Don Cristobal de Salazar Mardones explains in prose, and with copious references to Ovid, Meta., lib. iv., that what this means is that the mulberry-tree was not torn up by the roots as a punishment by the Tigris, but was coloured by the blood of the lovers. The reader will see at once that this is puerile nonsense, and that it is a mere trick. It is also a very old trick. When Thiodolf of Hvin, whose verse riddles adorn the Heimskringla, wrote of a certain king—
“Now hath befallen
In Frodi’s house
The word of fate
To fall on Fiolnir;
That the windless wave
Of the wild bull’s spears
That lord should do
To death by drowning,”—
he was writing in “góngorina especie”—that is, in what was to be the manner of Góngora. The whole secret lay, as Lope de Vega, indeed, pointed out, in never calling anything by its right name, and in transposing words violently.
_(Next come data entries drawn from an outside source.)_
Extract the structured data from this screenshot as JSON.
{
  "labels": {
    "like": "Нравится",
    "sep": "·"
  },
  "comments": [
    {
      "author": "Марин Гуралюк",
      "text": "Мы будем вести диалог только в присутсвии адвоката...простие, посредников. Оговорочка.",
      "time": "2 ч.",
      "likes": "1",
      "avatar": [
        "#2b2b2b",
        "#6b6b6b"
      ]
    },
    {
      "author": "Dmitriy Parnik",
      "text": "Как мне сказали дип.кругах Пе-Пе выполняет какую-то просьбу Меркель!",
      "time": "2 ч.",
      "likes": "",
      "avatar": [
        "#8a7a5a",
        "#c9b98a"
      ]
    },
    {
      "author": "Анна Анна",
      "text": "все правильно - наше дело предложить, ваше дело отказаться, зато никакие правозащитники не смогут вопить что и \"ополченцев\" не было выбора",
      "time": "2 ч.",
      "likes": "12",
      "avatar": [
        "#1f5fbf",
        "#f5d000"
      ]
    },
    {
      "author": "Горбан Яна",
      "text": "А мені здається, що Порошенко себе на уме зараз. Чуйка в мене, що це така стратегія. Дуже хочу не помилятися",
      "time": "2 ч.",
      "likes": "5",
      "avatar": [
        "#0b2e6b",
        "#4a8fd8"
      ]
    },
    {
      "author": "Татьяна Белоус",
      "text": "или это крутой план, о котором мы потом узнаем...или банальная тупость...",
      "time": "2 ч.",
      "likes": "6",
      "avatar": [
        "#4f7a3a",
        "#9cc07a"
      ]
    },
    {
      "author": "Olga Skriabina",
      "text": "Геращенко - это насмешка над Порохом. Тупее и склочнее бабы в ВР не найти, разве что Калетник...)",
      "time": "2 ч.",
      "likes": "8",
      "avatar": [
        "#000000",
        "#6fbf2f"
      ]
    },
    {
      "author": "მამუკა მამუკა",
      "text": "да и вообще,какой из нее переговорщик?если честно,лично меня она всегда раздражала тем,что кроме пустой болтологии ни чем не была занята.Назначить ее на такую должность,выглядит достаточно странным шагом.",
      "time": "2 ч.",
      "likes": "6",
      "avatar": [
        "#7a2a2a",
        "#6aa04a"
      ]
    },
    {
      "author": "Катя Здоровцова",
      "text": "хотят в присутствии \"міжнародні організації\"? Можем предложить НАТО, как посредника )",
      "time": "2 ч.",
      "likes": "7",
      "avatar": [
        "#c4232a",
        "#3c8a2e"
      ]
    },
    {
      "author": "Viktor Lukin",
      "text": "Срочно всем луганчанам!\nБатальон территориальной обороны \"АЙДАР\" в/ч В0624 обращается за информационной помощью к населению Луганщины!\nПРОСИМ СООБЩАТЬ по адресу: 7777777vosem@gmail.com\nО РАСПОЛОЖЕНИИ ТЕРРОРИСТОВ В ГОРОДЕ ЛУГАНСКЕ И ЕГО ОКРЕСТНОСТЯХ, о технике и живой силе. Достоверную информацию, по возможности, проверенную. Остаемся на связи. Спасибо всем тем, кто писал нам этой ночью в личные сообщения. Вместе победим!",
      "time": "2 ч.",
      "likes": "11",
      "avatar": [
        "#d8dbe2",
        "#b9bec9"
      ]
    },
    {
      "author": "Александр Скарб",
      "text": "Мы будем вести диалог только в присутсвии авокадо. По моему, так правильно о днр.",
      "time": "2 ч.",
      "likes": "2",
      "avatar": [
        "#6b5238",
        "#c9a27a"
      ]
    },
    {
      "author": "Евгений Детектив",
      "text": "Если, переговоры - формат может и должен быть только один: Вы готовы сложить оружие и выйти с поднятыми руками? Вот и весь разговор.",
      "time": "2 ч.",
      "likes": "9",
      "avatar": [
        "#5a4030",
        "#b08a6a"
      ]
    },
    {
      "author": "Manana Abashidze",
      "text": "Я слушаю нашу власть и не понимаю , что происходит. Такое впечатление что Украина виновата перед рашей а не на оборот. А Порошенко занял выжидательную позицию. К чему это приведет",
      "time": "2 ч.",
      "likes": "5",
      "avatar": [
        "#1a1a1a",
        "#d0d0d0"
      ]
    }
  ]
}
Given a great deal of bad taste, and a puerile mania for making people stare, and the thing is easily accounted for. In such conditions it may be thought clever to call mead which men drink out of horns “the windless wave of the wild bull’s spear,” or to describe a mulberry-tree as a tumulus of silk, though the mistake was incomparably more excusable in Thiodolf of Hvin than in Góngora, and the Norseman seems on the whole to have been the least silly of the two. The comparison which has been made between Góngorism and our own metaphysical school is too favourable to the Spaniards, in whom there was absolutely nothing but juggling with words.